904 automatic transmission

First off, the car has had its issues. The valve guides have never been replaced and are original. I've been runing unleaded gas for some time and so far its been OK. I'm on a real tight budget so I've been working on it here and there. I redid the whole brake setup on the rear and front end suspension. I plan on taking it to my friends shop to have the transmission rebuilt. Upon inspection I noticed that it starte leaking coolant by the driver side header. Looks like a brass coolant plug by the engine block :(. Since I need to replace the engine mounts, I plan on having them replace the plugs as well. Anyone know where I can find a set besides an engine shop? I also need a rear differential cover gasket. Felpro part# would be nice. Lastly, can anyone recommend a decent set of headers? I believe the ones on the car are cheapo hooker and since I'll be raising the engine to replace the plugs, might as well install a set of decent LONG tube headers. Nothing expensive, somethingt that'll work. thanks in advance.
 
the lead in the gas i believe is 4 the valve seats, not the guides. u can buy lead additive in a small bottle at most parts stores. u should also be able to get the brass plugs at a local parts store . a lot of people just use a good rtv silicone 4 the rear diff cover but that is your choice. go easy on that 7 1/4 because im pretty sure your 340 can kill it doin burnouts up and down the street. have fun.
 
I don't plan on beating on it,lol. I just want to cruise and enjoy the summer driving off to the beach and back. I'm afraid using RTV for the differential. Last thing I want is anything leaking on the highway.
 
A local dealer should have all the parts as well as a local auto parts store.
If you need any help, drop me a PM. I'm not that far away. (The bike gets 50 mpg's anyways.)
You can look at sumittracing on line to get prices and compare vs. local stores.

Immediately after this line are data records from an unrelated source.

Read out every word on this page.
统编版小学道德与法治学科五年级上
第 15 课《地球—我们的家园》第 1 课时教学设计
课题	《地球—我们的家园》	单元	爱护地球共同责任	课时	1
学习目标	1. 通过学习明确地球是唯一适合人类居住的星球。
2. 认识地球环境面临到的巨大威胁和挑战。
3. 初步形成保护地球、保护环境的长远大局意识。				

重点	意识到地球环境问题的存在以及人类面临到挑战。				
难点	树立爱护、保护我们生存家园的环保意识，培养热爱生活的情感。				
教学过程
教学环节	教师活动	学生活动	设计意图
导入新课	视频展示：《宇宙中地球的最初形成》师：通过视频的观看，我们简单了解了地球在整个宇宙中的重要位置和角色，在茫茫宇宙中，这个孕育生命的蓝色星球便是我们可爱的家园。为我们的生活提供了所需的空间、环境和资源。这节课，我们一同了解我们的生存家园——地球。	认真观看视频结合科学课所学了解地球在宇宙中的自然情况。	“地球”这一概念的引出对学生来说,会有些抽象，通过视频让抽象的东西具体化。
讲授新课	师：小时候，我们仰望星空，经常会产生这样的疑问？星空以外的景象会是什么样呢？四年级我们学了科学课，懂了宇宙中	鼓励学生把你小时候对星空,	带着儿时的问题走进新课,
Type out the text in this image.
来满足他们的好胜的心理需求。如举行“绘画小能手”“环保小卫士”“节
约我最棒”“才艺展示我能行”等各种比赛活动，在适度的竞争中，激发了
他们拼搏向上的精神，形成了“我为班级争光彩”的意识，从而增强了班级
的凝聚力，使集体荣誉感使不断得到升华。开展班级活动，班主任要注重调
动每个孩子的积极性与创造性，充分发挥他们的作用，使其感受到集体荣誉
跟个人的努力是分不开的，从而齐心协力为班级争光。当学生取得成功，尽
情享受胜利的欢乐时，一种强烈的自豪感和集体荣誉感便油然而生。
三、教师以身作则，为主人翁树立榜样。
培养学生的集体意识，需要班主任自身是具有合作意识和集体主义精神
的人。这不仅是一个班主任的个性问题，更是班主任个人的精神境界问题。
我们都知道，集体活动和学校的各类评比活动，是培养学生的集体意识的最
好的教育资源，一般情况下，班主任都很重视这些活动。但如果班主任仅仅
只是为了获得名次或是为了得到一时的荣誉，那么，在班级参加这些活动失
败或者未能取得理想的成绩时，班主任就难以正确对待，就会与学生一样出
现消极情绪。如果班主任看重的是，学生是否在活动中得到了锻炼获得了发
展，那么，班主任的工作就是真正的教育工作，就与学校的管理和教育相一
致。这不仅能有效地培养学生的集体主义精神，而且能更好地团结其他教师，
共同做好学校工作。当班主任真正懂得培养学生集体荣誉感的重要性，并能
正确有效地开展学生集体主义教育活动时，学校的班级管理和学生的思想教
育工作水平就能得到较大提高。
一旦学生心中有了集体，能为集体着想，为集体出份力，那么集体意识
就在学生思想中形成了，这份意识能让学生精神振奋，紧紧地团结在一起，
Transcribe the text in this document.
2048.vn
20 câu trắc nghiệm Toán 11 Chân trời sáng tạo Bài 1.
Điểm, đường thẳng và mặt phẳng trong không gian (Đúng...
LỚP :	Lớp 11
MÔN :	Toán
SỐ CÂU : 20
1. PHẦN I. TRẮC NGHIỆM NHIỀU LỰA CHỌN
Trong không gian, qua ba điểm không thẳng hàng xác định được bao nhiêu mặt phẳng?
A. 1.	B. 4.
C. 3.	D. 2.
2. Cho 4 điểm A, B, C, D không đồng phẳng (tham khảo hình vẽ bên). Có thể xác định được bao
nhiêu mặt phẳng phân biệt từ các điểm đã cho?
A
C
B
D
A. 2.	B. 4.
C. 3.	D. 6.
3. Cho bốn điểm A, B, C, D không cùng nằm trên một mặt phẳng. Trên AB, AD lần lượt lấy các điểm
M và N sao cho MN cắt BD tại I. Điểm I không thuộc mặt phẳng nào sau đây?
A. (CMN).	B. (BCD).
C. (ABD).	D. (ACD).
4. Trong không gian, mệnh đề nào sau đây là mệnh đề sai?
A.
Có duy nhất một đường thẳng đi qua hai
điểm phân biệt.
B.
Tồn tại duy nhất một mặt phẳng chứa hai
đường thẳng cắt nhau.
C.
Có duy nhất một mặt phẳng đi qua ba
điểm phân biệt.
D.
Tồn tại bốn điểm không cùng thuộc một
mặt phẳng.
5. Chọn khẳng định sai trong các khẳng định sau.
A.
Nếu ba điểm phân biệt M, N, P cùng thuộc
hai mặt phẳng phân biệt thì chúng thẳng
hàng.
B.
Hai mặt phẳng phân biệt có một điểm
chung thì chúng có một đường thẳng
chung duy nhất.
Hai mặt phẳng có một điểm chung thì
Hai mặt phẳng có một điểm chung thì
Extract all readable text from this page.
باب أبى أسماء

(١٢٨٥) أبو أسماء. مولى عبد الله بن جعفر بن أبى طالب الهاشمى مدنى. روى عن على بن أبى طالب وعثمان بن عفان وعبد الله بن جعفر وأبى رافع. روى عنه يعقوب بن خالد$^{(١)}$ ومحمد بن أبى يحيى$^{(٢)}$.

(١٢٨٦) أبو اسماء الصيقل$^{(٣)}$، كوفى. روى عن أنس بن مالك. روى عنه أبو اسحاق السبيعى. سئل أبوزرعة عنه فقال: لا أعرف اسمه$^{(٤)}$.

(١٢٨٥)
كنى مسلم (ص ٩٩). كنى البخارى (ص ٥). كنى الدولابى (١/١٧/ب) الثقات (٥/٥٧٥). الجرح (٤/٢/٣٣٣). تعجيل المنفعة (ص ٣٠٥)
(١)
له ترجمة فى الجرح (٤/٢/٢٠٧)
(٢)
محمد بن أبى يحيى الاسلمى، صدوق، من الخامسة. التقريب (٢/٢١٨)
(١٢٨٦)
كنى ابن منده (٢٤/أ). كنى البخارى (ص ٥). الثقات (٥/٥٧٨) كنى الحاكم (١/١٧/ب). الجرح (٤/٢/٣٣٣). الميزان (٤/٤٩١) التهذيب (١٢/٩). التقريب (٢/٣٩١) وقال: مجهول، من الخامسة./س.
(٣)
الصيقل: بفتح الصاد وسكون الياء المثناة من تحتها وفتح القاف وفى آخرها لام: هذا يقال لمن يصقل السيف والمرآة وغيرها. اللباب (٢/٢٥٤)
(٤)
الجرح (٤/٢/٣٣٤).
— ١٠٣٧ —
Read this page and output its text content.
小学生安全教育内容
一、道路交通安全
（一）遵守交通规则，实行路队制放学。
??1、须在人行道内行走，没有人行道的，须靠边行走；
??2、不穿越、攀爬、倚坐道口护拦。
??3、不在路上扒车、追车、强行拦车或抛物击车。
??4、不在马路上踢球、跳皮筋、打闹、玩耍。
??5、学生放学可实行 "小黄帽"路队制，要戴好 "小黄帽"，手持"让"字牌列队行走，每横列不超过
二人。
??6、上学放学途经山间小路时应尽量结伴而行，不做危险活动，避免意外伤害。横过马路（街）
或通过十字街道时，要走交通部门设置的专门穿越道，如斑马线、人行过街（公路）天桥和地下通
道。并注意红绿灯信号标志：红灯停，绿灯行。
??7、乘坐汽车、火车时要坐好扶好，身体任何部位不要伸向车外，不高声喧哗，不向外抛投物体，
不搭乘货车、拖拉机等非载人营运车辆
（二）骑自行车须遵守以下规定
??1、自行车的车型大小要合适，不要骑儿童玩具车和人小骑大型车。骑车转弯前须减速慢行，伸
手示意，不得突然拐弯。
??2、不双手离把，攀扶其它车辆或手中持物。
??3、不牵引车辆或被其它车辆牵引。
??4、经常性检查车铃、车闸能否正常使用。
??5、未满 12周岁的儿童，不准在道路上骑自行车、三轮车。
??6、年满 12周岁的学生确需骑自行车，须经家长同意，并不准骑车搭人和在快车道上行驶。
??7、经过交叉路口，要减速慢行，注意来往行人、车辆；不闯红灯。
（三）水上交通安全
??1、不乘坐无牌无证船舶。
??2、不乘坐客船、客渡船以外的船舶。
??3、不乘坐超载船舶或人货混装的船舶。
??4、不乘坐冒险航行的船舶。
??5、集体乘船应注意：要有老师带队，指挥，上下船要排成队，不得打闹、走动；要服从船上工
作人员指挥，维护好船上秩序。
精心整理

As far as headers go, it is sad to say it is a crap shoot on the run when they make'em. I have had all sorts of different manufactures headers on my old Duster and Cuda. Black Jacks were the worst. Total nightmare. The best were a toss up between the sumittracings, headmans and hookers.

I currently have Hooker Comp's, not super comps on my ride. The steering box's lower bolt had a minor interfearance. More likely due to the engine swap. /6 to 318. Engine alignment may not have been perfect.

Click here to see; http://www.forabodiesonly.com/mopar/showthread.php?t=10508&page=1&pp=20
http://www.forabodiesonly.com/mopar/showthread.php?t=36648

Current thread on header fitment;
Otherwise, rtv has been good for me in the past. Let it cure up abit before sealing.
 
Found a gasket, thew everything together and she moves. I see headers are a PITA since you'll have to jack the engine up and dislocate the tierod etc. Thanks for the help.
 
Yea, headers are a headache and a pain to put in. The tti's are the only ones I know off that do not have any pipes running under the front end linkages. Fit and performance reviews writin here are great. PIctures are excellent. Price is the only scarry thing, but worth it in the long run. You can also get a full exhaust set up from them. End to end, headers or not.
 
I just purchased a set of "Summit" headers for my application. While its only 18-gauge steel, think It'll hold up in quality and not be difficult in installation?
 
Personally for your application I would have gone with manifolds. I just installed those summit headers in my valiant . It was by far the most difficult part of the whole rebuild of the car. you have to take the drag link apart and slip one tube of the header through it. you will have to pull the engine out. If you can get the passenger side header in without removing the motor you are the man.
 
This is the best way I've found to seal diff covers: eBay item# 120267012507
Smear a thin layer on each clean surface, assemble w/bolts finger tight, wait a day and torque down. Never a leak. Most any RTV will work well the same way, but this stuff is the best.